No todas sus representaciones son perfectas; por el contrario, distan de serlo. En ocasiones ese entusiasmo infantil que caracteriza el género fantástico que defiende a capa y espada —y que permite su imaginación desbordada— no se resuelve en la edición. Y, por consiguiente, el desorden hace que sus cintas carezcan de sustancia y armonía. Es decir, intenta sin disciplina u orden cubrir múltiples géneros, temas e inquietudes —más de lo que es posible abarcar en el tiempo que dura una proyección. Sin embargo, su pasión y fervor son innegables, y no dejan de ser interesantes. Ha sido, como ha afirmado recientemente, fiel a los monstruos —entendidos por él como santos patronos de las imperfecciones del ser humano. Sus monstruos son lo que le ha permitido mantenerse fiel a su estilo —a pesar y en virtud de la industria en la que se desempeña—, pues conceden y representan la posibilidad del fracaso y del éxito, y son a su vez una fotografía alternativa de la realidad.

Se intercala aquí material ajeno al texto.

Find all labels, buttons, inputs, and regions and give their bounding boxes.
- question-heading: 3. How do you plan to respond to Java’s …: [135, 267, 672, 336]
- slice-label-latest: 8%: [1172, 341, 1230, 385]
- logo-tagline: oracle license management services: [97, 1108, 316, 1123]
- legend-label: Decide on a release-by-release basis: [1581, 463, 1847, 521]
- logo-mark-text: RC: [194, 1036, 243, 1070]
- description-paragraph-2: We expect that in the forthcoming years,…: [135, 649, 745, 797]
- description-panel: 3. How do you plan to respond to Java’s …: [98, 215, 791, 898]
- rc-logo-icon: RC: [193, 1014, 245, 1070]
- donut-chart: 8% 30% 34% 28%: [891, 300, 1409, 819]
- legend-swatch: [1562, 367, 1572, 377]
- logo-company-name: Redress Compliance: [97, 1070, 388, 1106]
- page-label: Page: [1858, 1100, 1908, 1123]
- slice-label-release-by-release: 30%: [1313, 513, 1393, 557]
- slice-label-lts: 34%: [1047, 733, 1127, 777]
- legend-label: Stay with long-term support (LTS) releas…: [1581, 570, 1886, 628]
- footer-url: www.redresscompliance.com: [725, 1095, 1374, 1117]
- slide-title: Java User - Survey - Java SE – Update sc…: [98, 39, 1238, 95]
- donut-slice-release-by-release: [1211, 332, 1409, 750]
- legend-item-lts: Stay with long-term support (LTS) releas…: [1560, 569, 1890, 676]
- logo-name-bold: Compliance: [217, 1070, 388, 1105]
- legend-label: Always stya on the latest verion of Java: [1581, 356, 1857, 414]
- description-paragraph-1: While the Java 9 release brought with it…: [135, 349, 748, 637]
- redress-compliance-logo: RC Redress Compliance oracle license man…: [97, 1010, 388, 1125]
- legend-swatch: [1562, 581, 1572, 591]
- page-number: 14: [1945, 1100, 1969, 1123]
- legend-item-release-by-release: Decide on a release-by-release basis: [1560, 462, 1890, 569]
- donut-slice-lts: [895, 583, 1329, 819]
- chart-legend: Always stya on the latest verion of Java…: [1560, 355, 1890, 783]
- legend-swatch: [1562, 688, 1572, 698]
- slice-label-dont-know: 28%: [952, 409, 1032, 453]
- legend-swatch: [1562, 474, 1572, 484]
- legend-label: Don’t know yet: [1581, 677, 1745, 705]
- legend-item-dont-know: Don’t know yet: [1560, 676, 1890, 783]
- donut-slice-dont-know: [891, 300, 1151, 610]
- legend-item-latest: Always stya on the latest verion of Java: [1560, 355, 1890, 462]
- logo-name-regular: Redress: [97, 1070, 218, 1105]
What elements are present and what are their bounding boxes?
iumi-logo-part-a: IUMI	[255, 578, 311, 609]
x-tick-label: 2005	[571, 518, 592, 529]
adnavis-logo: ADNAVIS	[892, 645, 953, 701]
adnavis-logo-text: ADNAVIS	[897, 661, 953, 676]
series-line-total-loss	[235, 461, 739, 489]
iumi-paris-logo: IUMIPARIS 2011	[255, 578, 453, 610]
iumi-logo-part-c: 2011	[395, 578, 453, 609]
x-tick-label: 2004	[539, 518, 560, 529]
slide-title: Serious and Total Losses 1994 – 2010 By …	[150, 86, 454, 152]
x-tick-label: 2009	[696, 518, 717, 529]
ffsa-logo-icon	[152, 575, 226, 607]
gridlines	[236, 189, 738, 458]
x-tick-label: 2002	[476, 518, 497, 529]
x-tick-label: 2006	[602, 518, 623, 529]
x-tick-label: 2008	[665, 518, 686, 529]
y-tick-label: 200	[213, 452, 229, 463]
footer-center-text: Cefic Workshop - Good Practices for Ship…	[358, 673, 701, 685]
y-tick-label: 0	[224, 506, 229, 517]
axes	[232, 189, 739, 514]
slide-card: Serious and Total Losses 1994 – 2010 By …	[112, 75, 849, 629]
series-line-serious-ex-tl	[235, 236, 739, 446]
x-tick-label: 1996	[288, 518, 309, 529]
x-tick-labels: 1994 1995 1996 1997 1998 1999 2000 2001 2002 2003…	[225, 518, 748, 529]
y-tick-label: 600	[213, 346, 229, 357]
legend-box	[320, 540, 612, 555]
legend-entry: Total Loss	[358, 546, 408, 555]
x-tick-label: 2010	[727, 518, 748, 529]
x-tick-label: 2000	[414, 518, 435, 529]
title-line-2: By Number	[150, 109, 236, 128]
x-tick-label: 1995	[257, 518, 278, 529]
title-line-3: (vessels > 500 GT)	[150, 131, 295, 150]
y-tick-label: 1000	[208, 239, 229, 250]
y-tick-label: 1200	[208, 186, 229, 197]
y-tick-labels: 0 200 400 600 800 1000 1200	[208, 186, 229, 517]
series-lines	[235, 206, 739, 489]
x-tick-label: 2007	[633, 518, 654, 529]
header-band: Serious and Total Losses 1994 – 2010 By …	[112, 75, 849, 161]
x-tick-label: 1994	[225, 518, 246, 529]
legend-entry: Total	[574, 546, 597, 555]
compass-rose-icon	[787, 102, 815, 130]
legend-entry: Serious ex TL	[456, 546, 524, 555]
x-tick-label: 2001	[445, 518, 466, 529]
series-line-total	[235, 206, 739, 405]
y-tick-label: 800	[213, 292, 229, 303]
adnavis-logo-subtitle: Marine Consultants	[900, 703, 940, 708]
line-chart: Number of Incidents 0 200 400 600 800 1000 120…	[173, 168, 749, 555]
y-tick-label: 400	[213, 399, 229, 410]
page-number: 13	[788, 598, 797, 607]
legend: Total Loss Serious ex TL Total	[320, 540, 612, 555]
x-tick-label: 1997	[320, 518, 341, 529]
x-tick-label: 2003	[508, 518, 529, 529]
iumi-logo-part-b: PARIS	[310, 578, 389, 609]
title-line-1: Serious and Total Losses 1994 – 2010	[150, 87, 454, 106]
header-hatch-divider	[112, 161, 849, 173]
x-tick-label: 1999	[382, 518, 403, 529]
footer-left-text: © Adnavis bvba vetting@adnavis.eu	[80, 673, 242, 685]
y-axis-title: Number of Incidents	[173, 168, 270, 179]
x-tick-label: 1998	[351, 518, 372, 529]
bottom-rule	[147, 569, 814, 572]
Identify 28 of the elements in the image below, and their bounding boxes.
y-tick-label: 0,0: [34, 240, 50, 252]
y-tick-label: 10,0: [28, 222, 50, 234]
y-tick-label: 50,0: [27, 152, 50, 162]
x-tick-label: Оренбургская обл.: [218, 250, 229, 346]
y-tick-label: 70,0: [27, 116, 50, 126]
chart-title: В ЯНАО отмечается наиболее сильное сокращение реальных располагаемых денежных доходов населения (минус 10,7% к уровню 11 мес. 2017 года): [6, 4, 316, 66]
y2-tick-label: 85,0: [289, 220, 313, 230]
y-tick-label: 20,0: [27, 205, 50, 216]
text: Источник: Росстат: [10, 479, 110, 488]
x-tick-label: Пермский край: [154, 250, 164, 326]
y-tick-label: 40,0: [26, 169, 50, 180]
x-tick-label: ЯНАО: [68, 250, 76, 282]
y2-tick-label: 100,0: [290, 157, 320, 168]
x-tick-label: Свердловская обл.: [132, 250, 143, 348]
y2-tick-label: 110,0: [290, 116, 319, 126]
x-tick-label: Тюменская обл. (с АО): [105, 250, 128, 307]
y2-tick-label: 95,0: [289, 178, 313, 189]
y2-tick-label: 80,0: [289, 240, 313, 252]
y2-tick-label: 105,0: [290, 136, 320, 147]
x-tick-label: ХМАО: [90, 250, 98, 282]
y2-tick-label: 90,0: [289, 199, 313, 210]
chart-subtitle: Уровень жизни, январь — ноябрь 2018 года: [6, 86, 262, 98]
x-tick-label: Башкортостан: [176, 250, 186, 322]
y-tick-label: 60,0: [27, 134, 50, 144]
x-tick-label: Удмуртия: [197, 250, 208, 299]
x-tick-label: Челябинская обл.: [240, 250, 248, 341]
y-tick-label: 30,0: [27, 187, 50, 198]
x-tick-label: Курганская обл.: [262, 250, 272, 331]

La Forma del Agua no se aleja de esa premisa. De hecho, combina géneros de forma arriesgada y bizarra. Agrega un elemento sexual entre una criatura anfibia y un humano, y un homenaje al cine clásico o de la época dorada de Hollywood. El departamento de la protagonista se encuentra en el mismo edifico (literalmente encima) de una sala de cine que proyecta una doble función: un musical, Mardi Grass (1958) de Edmund Goulding, y un drama bíblico, The Story of Ruth (1960) de Henry Koster. Y cerca del desenlace Del Toro recurre a otra secuencia de musical —en particular a la canción “You’ll Never Know, Just How Much, I Love You” de la cinta Four Jills in a Jeep (William A. Seiter, 1943)— para mostrarnos a una Elisa que ha recuperado su voz, mientras canta y baila románticamente con el anfibio. Funcionan asombrosamente bien en la pantalla, aunque aquí se lea inadmisible.
Se trata de una película con un tono más amable y esperanzador que sus anteriores, y ahí algo de la crítica. Sin embargo, no es una historia color de rosa. Está muy lejos de serlo. Y tal vez ese tono más positivo es lo que necesitamos en estos tiempos aciagos: que la belleza se mire y se entienda a través de otras gafas. De cualquier forma, a pesar de esta nueva aproximación, de telón de fondo continúa la discusión de la dicotomía entre humanidad y monstruosidad que ha estado presente a lo largo de su filmografía, y, por tanto, aún se pregunta sobre las fronteras borrosas que limitan y definen a cada una. Y recuerda a su vez una antigua moraleja: las apariencias engañan sobre todo si no comprendemos del todo al prójimo. El agua como el amor no tienen una forma estrictamente definida y tampoco el cine, como lo ha demostrado Del Toro.